Characterization of aggregates size for three mammalian PrP. A–C, determination of the size of PrP aggregates in tissue homogenates from flies expressing Ha-, Mo-, or RaPrP ubiquitously (da-Gal/UAS-PrP) by size exclusion chromatography. 100 fractions were collected, and the presence of PrP was examined by Western blot. Molecular weight was determined with the use of appropriate markers. A–C, top panels, in young flies, most of the PrP is found in fractions 60–66 with a molecular mass of 66 kDa or less. These PrP molecules are either monomeric or form small oligomers. In the young flies, only HaPrP is present in fractions 30–34 with a molecular mass of more than 2,000 kDa. A–C, bottom panels, in older flies, PrP accumulates with a slight left shift of the smaller particles (fractions 58–62), suggesting an increase in the amount and size of oligomers and a reduction of monomers.
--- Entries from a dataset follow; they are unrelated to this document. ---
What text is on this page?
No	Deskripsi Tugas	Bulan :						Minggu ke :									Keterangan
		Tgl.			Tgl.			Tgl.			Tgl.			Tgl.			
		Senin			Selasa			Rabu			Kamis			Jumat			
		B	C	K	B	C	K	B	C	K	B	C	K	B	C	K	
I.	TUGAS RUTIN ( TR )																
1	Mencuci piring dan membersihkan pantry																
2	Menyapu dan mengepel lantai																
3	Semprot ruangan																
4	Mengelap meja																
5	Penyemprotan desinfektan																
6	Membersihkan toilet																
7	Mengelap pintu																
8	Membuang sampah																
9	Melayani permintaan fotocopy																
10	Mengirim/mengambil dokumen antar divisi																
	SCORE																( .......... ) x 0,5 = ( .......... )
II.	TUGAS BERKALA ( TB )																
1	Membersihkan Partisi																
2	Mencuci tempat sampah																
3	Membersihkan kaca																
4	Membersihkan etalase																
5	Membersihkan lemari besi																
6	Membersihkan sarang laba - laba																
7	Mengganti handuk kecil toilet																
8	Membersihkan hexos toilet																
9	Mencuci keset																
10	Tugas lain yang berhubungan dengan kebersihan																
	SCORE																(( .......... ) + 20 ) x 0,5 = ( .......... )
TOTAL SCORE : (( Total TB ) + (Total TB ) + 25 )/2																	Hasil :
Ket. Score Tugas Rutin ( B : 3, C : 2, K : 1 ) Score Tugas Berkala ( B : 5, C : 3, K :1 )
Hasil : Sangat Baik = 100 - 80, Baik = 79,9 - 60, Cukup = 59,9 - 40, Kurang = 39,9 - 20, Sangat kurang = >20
In the older flies, HaPrP accumulates in high amounts in fractions 30–34. MoPrP and RaPrP only accumulate in trace amounts in these fractions.

FIGURE 8.

Conformational transitions of mammalian PrP in flies. Transgenic flies expressing hamster, mouse, and rabbit PrP accumulate different conformers based on their biochemical and structural properties. The three proteins accumulate initially with properties typical of PrP^C. However, older flies accumulate Sarkosyl-insoluble PrP, consistent with PrP misfolding. RaPrP may accumulate in a unique misfolded conformation that is not 15B3 immunoreactive and that we called PrP^insol. Both HaPrP and MoPrP produce 15B3 epitopes, indicating that they accumulate PrP^Sc-like or PrP* isoforms. However, only HaPrP accumulated large amounts of high molecular weight aggregates, suggesting that this is also a unique conformer (PrP^aggre). Some of these isoforms correlate with specific degenerative phenotypes, and PrP^aggre is the only conformer associated with spongiform degeneration.